The U.S. Patent and Trademark Office issued Caribou Biosciences, a startup co-founded by UC Berkeley researcher Jennifer Doudna, intellectual property rights for developments in CRISPR gene-editing technology Tuesday.
Compared with previous patents on CRISPR technology, this patent focuses on “a diagnostic method,” according to Jeffrey Lefstin, UC Hastings College of Law professor. In other words, other CRISPR developments typically center on genomic editing, but the technology covered by Doudna’s recent patent focuses on genomic detection, Lefstin said.
“This patent seems narrower in that it’s directed towards detecting genomic rearrangements or other aspects of chromosomal structure,” Lefstin said.
CRISPR is a naturally occurring protein system often found in bacteria that provides immunity to certain viruses, said Fuguo Jiang, a UC Berkeley postdoctoral associate with Doudna’s laboratory. Doudna’s team has studied the system’s applications to genome editing, he said.
Caribou Biosciences’ patent, however, has been granted at a time when intellectual property rights over CRISPR-Cas9 technology are still being contested between Doudna’s team and the Broad Institute of the Massachusetts Institute of Technology and Harvard University. The Broad Institute’s Feng Zhang currently has a patent on the Cas9 technology — which can be used for genome editing in living mammalian cells — giving his research center commercial control over its development.
The United States currently operates on a “first-inventor-to-file” patent system, meaning that the first party to file for a patent receives it, regardless of whether they are the original inventor. Doudna’s party filed first for a patent on the CRISPR-Cas9 technology, but Zhang managed to get the patent by going through an expedited process, according to UC Hastings professor Robin Feldman.

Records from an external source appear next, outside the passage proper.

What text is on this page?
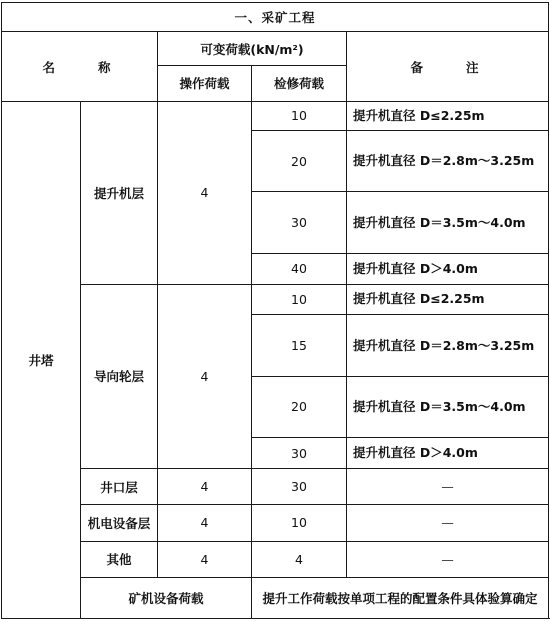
一、采矿工程				
名　　称		可变荷载(kN/m²)		备　　注
		操作荷载	检修荷载	
井塔	提升机层	4	10	提升机直径 D≤2.25m
			20	提升机直径 D＝2.8m～3.25m
			30	提升机直径 D＝3.5m～4.0m
			40	提升机直径 D＞4.0m
	导向轮层	4	10	提升机直径 D≤2.25m
			15	提升机直径 D＝2.8m～3.25m
			20	提升机直径 D＝3.5m～4.0m
			30	提升机直径 D＞4.0m
	井口层	4	30	—
	机电设备层	4	10	—
	其他	4	4	—
	矿机设备荷载		提升工作荷载按单项工程的配置条件具体验算确定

“It’s not unusual to have a tangle of patents,” said UC Berkeley School of Law professor Robert Merges. “There is often a lack of clarity at the beginning stage here, and it’s really not at all unusual.”
The CRISPR-Cas9 patent is now undergoing a legal process known as an interference proceeding, in which the Patent and Trademark Office will thoroughly investigate the claims of both parties — the UC Board of Regents and the Broad Institute.
Broad Institute spokesperson Lee McGuire said in an email that the new patent issued to Caribou Biosciences “is not involved in the existing patent interference process in any way.” Feldman, however, said the patent could, in fact, influence the interference proceeding.
“Every decision from the (Patent and Trademark Office) affects the delicate dance as the two parties are circling each other,” Feldman said.
Despite the contentious legal nature of CRISPR, all applications of the breakthrough technology will continue, according to Feldman.
“In the meantime, companies are racing to find uses for this revolutionary technology,” Feldman said. “The patent system lumbers on, but innovation does not wait.”